Beethoven – Symphony No. 8 in F Op. 93
Symphony No. 8 in F Op. 93 (1812)
Ludwig van Beethoven (1770-1827)
- Allegro vivace e con brio
- Allegretto scherzando
- Tempo di Menuetto
- Allegro vivace
Born in Bonn, Beethoven later moved to Vienna and the period there from 1800 to 1812 was his most financially stable and also his most productive, resulting in all his symphonies but the last. During the summers Beethoven relocated to the country to escape Vienna’s unsanitary conditions. In 1812 he visited Bohemian spa towns, where, as well as meeting Goethe, he wrote his famous letter to the “Immortal Beloved”. Full of pathos, it was probably never sent to its mysterious subject, but provides a glimpse of Beethoven’s tortured mental state at the time.
His last call was at Linz, where he stayed in the house of his younger brother, Johann, of whose relationship with his housekeeper Beethoven strongly disapproved. In the midst of all the turmoil he stirred up, Beethoven completed his 8th symphony, the most humorous, joyous and compact of all the nine. Sandwiched between the intense seventh and towering ninth, the eighth appears at fist sight to be lightweight. However, this belies its revolutionary nature, and that perhaps it best represents Beethoven’s underlying personality. As one commentator wrote: “It is the laughter of a man who has lived and suffered and, scaling the heights, achieved the summit” and “Beethoven is trying to make a symphony in which textural, rhythmic, orchestral and harmonic invention take the place of expressive intensity”. At its 1814 premiere alongside the “deeper” seventh symphony and Wellington’s Victory, the audience were somewhat bemused and gave it a half-hearted reception.

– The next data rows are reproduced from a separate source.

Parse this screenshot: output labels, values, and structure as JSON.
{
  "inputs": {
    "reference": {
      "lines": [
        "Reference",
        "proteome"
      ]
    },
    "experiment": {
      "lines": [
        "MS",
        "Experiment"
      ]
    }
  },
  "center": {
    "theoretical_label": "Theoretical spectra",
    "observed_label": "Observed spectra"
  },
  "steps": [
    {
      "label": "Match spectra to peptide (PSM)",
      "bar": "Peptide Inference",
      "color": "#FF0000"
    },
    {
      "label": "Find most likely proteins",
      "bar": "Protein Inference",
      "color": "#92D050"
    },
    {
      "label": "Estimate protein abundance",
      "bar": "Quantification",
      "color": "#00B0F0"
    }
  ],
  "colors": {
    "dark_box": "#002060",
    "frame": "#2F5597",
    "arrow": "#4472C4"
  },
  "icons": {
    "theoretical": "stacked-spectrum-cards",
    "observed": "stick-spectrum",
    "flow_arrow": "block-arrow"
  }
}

The first movement opens with the same phrase that concludes it, the first of many witty touches. Built on a somewhat heavy-footed dance theme, the music’s dynamics ebb and flow, culminating in the longest fortissimo (i.e. loud!) passage in the classical symphony. There is no slow movement. Instead, a brief Allegretto scherzando pokes fun at Johann Mälzel’s recent invention, the metronome, the wind “ticking” underneath a jovial melody on the strings. Unique to Beethoven’s symphonies, the third movement returns to the outdated Menuett and Trio form in place of a Scherzo. However, try to dance to this minuet, with its strange offbeats and lilting horn and clarinet solos in the trio! The Finale is almost as long as the rest of the symphony and scurries along with unbridled zest. Revolutionary for its era, it is full of sudden key changes, dramatic pauses and changing orchestral colour, the prolonged coda suggesting a question still to be answered.